Nachdenklich betrachte ich die Seerosen, die auf dem glatten Wasser des Teiches schwimmen. Das Wasser ist absolut unberührt, wenn man einmal von den Blütenblättern des Kirschbaums absieht, die von Zeit zu Zeit immer mal wieder hinab segeln und kleine Ringe über die Oberfläche ziehen, wenn sie federweich auf dem Wasser landen. Ein ironisches Lächeln zupft an meinen Mundwinkeln, doch ich unterdrücke es, so gut es geht: Schließlich gehört ein ironisches Lächeln nicht eine Welt, in der alles perfekt ist, nicht wahr? Von uns Bediensteten wird erwartet, dass wir genauso sind wie dieser kleine Teich: still, unauffällig und perfekt. Und da die wenigsten genau das sind, sollen wir auch so sein, wie die Seerosen: fake. Denn auch wenn niemand es erahnen würde, sind die Seerosen Plastikblumen und keineswegs von Natur aus so perfekt. Wahrscheinlich bin ich deshalb so gerne an diesem Teich, wenn ich mal so etwas ähnliches habe wie Freizeit.
Seufzend stehe ich wieder von dem kleinen Felsen auf, auf dem ich immer sitze – auf die kleine Bank würde ich mich nicht einmal setzten, wenn mein Leben davon abhängen würde, immerhin ist sie ausschließlich für die hochangesehenen Studenten dieser Akademie reserviert – und mache mich wieder auf den Weg in die Küche. Ich würde mich selber nicht unbedingt als dumm bezeichnen, dennoch werde ich wohl niemals einer dieser Studenten sein, denn eines unterscheidet mich ganz klar von den Studenten: Ich bin nicht reich. Und das ist die eigentlich benötigte Qualifikation, die essentiell ist, um hier aufgenommen zu werden. Vertraut mir; ich bin hier aufgewachsen und habe noch nie eine arme Person hier gesehen. Jeder der Studenten hier hat Eltern, die sich wahrscheinlich ohne auch nur mit der Wimper zu zucken eine Uhr kaufen könnten, die ungefähr so viel kostet, wie meine Familie und ich in einem Jahr verdienen. Viele der Studenten tragen eine solche Uhr an ihrem Handgelenk, ich weiß, wovon ich rede.
Dennoch würde ich mein Leben in neunzig Prozent der Fälle nicht mit ihrem tauschen wollen; dafür bekomme ich, als unauffällige Dienerin, eben auch zu viel aus ihrem Privatleben mit. Eltern, die keine Zeit für ihre Kinder haben, Beziehungen, die nur wegen des Nutzens gepflegt oder geschlossen werden und vor jeder Handlung eine kalte Berechnung anstellen: das wäre nichts für mich.
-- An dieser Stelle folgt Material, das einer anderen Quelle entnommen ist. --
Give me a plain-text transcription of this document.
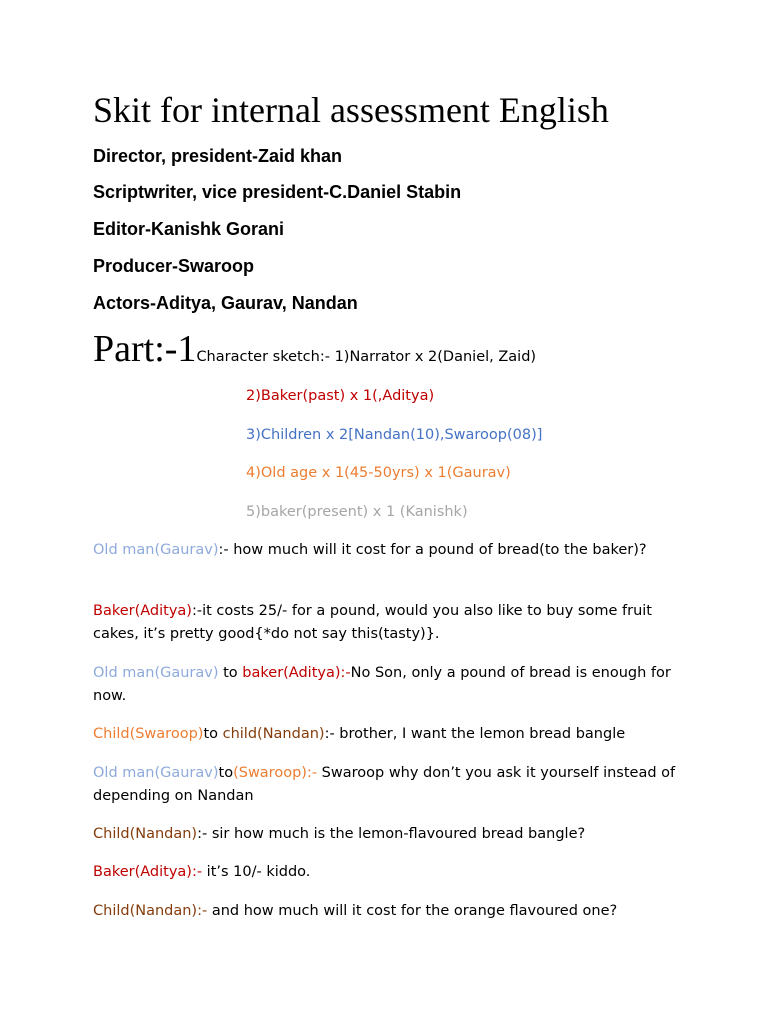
Skit for internal assessment English

Director, president-Zaid khan

Scriptwriter, vice president-C.Daniel Stabin

Editor-Kanishk Gorani

Producer-Swaroop

Actors-Aditya, Gaurav, Nandan

Part:-1Character sketch:- 1)Narrator x 2(Daniel, Zaid)

2)Baker(past) x 1(,Aditya)

3)Children x 2[Nandan(10),Swaroop(08)]

4)Old age x 1(45-50yrs) x 1(Gaurav)

5)baker(present) x 1 (Kanishk)

Old man(Gaurav):- how much will it cost for a pound of bread(to the baker)?

Baker(Aditya):-it costs 25/- for a pound, would you also like to buy some fruit cakes, it’s pretty good{*do not say this(tasty)}.

Old man(Gaurav) to baker(Aditya):-No Son, only a pound of bread is enough for now.

Child(Swaroop)to child(Nandan):- brother, I want the lemon bread bangle

Old man(Gaurav)to(Swaroop):- Swaroop why don’t you ask it yourself instead of depending on Nandan

Child(Nandan):- sir how much is the lemon-flavoured bread bangle?

Baker(Aditya):- it’s 10/- kiddo.

Child(Nandan):- and how much will it cost for the orange flavoured one?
Die restlichen zehn Prozent beneide ich sie allerdings doch heimlich, denn welches Mädchen möchte schon nicht einmal wie eine Ballkönigin aussehen und von einem gutaussehenden jungen Mann auch wie eine Königin behandelt werden? Bälle gibt es hier schließlich oft genug.
Oder studieren. Ich sauge jedes bisschen Wissen in mich auf, egal woher es kommt, allerdings weiß ich, dass ich auf diese Weise niemals so viel lernen kann wie die Studenten hier.
Aber schöne Kleider und Wissen gegen meine Familie und meine Freiheit eintauschen? Das klingt für mich nicht nach einem fairen Tausch. Ich entdecke meinen Zwillingsbruder Terry und muss lächeln. Nein, Terry könnte ich wirklich niemals gegen irgendetwas eintauschen, dafür liebe ich ihn einfach viel zu sehr. „Du siehst aus, als wärst du gerade erst aus dem Bett aufgestanden“, ziehe ich ihn auf, als wir auf dem Gang zusammentreffen. „Lass das nicht den Chef sehen, sonst streicht der dir gleich den Lohn.“ Sofort fährt Terry sich durch die Haare, die jedoch weiterhin in alle Richtungen abstehen. Ich reiche ihm wortlos eines meiner Haargummis und dankbar nimmt er es an, um sich einen kurzen Zopf zu binden. „Wo bist du heute eingeteilt?“, fragt er mich, während er sich sein widerspenstiges Haar noch nach hinten bindet.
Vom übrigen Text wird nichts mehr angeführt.